(click on pictures to enlarge)
I do not need a lot of encouragement to visit Dublin so when I got an invitation to a retirement event in honour of a friend and ex-colleague, I was only too happy to have an excuse to go there last weekend.
Dublin is a lovely city as I described in a previous post, but what stands out is the warmth and humour of the people. The retirement event was held in Trinity College where one of the buildings is connected by a covered walkway above street level to the adjacent Pearse St. train station. The walkway has glass sides and one can see people walking across it from the street below. The locals refer to it as ‘The Bridge of Thighs’. Only in Dublin………………..! St. Stephen’s Church above is referred to as the Pepper Canister or the Pepperpot Church and you can see why.
One of the highlights of our visit (and there were many!) was getting a chance to see how the Uilleann (prounced ill-uhn) pipes (Irish bagpipes) work. We went to Hughes Pub, where traditional music is played every Sunday, at a time when the musicians had just arrived and before the pub had filled up. Our friend Renee who took us there knows the musicians and introduced us to the Uilleann Pipe player, Gay McKeon. He kindly showed us how the pipes are constructed and played. The word ‘uilleann’ means elbow in Gaelic and refers to the fact that the pipes are played by pressing air out of a bag using the elbow. It is a much more complicated instrument than Scottish bagpies or the Italian zampogna and in addition to the bag, it has bellows to blow air into the bag, a melody pipe or chanter which has a range of two octaves, three drones which provide the underlying sound and three regulators or closed pipes which give a rhythmic or melodic accompaniment to the melody. The pipes and drones produce their sound through the use of reeds. Gay was leaving the next day for Mexico city and had to get a special set of spruce reeds from the US as the air in Mexico city is so dry and different from the moist air of Ireland that the sound of the reeds would be affected. As you can imagine, playing the pipes requires a lot of co-ordination, a good ear and years of practice. Gay told us that he had started learning the pipes at the age of 9! Making the pipes is also an art and a full set of Uilleann pipes can cost around Eur 10,000 though there are simpler practice sets which are cheaper.

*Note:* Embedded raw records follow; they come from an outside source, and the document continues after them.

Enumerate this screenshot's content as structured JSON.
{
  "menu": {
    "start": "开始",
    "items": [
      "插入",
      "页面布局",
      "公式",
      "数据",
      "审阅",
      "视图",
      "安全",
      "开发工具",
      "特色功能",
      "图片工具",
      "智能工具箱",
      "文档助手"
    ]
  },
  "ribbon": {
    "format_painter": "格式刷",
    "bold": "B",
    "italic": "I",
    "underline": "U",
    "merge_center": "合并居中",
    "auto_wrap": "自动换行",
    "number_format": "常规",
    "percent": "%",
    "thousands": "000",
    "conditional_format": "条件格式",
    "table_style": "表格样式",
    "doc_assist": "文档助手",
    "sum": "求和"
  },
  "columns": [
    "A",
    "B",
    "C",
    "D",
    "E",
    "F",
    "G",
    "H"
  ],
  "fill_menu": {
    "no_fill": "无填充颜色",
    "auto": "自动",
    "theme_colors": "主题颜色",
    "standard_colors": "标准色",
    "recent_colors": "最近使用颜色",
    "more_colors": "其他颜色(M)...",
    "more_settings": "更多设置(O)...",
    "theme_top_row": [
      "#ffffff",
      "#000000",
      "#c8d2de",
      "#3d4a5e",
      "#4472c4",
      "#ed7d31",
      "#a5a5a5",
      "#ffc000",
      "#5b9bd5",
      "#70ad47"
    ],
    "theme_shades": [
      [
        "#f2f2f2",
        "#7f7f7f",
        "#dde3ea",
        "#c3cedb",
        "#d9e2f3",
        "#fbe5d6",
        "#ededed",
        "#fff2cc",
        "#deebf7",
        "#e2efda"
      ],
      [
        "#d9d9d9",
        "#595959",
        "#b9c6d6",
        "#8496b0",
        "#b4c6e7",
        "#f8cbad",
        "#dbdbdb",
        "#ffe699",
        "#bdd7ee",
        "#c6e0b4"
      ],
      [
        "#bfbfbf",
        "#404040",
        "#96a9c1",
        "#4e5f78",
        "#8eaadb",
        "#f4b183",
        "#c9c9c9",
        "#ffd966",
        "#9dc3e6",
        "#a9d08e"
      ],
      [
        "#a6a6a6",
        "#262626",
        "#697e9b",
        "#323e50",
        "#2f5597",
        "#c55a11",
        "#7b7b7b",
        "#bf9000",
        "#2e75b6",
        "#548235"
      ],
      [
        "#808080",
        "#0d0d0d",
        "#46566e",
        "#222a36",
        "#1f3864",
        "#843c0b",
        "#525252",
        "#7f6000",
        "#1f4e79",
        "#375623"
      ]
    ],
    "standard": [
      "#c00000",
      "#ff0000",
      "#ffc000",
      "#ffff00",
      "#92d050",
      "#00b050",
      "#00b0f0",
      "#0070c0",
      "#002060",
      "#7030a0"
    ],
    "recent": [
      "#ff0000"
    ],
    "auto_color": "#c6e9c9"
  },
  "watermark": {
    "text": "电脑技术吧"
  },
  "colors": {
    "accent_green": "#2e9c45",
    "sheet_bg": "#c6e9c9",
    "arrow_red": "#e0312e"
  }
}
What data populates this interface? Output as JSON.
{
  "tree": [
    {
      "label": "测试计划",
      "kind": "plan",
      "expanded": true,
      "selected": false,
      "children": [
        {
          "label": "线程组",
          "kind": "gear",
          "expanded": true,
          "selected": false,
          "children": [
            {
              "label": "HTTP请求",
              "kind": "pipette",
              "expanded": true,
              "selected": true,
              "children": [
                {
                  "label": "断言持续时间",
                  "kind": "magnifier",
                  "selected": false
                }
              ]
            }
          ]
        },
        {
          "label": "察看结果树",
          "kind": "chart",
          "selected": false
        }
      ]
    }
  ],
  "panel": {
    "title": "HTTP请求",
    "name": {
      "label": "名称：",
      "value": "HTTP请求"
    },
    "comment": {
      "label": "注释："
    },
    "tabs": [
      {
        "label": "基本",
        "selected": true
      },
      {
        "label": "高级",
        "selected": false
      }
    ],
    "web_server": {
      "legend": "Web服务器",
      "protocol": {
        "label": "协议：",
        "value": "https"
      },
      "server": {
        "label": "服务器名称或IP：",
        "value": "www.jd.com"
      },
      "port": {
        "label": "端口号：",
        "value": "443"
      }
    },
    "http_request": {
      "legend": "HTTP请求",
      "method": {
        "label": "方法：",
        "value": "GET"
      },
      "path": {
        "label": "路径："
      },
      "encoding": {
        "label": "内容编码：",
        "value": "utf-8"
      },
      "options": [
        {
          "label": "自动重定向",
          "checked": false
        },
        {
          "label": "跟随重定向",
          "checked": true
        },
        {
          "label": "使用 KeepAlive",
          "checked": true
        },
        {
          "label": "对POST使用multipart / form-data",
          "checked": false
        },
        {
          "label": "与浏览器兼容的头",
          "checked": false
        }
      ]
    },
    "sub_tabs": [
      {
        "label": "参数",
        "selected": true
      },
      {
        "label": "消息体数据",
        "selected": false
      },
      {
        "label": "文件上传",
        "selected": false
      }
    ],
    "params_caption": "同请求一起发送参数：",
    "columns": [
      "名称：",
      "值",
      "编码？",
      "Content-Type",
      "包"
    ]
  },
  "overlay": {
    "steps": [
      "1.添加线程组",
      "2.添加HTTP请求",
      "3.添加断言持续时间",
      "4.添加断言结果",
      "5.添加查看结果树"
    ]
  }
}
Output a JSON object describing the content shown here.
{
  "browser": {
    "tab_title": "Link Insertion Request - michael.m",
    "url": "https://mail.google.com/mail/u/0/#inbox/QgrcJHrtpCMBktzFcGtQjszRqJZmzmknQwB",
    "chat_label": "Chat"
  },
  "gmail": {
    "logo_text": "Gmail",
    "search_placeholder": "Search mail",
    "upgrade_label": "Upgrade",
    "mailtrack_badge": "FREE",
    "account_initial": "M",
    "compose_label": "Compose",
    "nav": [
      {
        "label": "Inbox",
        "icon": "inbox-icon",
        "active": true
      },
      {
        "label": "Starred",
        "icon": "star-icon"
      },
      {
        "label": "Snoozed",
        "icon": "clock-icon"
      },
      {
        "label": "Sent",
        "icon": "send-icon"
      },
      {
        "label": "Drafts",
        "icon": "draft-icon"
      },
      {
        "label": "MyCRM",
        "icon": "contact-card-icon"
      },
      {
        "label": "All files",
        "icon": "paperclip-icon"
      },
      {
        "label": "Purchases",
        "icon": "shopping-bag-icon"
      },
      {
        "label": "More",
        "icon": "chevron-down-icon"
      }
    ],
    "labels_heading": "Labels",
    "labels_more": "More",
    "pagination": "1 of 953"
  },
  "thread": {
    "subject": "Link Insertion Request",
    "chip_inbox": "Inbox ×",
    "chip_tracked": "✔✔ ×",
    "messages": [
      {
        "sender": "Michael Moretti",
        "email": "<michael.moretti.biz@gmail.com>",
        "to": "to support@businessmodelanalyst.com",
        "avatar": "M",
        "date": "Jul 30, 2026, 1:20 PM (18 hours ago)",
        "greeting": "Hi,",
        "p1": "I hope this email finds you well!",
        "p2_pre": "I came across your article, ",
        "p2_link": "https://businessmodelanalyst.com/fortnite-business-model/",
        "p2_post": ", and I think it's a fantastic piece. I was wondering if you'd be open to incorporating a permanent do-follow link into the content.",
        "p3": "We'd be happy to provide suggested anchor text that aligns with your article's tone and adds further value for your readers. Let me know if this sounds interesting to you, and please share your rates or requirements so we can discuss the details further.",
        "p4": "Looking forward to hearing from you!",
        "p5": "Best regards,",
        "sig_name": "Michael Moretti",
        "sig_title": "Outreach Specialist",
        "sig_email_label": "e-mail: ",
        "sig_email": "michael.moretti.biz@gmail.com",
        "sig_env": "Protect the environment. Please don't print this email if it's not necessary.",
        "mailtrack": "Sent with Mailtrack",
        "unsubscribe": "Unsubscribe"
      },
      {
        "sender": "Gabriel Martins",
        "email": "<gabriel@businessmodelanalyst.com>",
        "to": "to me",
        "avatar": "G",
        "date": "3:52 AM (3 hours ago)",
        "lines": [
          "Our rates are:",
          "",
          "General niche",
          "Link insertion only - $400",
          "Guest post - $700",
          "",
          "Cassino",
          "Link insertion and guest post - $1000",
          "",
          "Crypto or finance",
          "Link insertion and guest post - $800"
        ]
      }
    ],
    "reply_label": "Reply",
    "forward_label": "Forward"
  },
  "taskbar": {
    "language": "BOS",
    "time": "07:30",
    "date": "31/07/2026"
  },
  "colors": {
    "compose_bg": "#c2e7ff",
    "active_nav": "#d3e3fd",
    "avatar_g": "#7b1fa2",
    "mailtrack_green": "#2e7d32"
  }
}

Irish music is played by ear and is improvised, so the tradition is handed down from teacher to student. Naturally, a lot of musicians come from musical families. In Cobblestones and Hughes Pubs on a Sunday, musicians gather randomly to play together. I was pleased to see a number of accomplished women musicians as well as a number of young musicians. Its good to know that the tradition carries on. Interestingly, Gay told us that the Uilleann pipes are popular in a number of countries and he gives lessons through Skype to people in Cuba, Mexico and even in Italy.
Finally, I have to add that listening to Irish music in a pub calls for a good pint of Guinness and there was no shortage of that!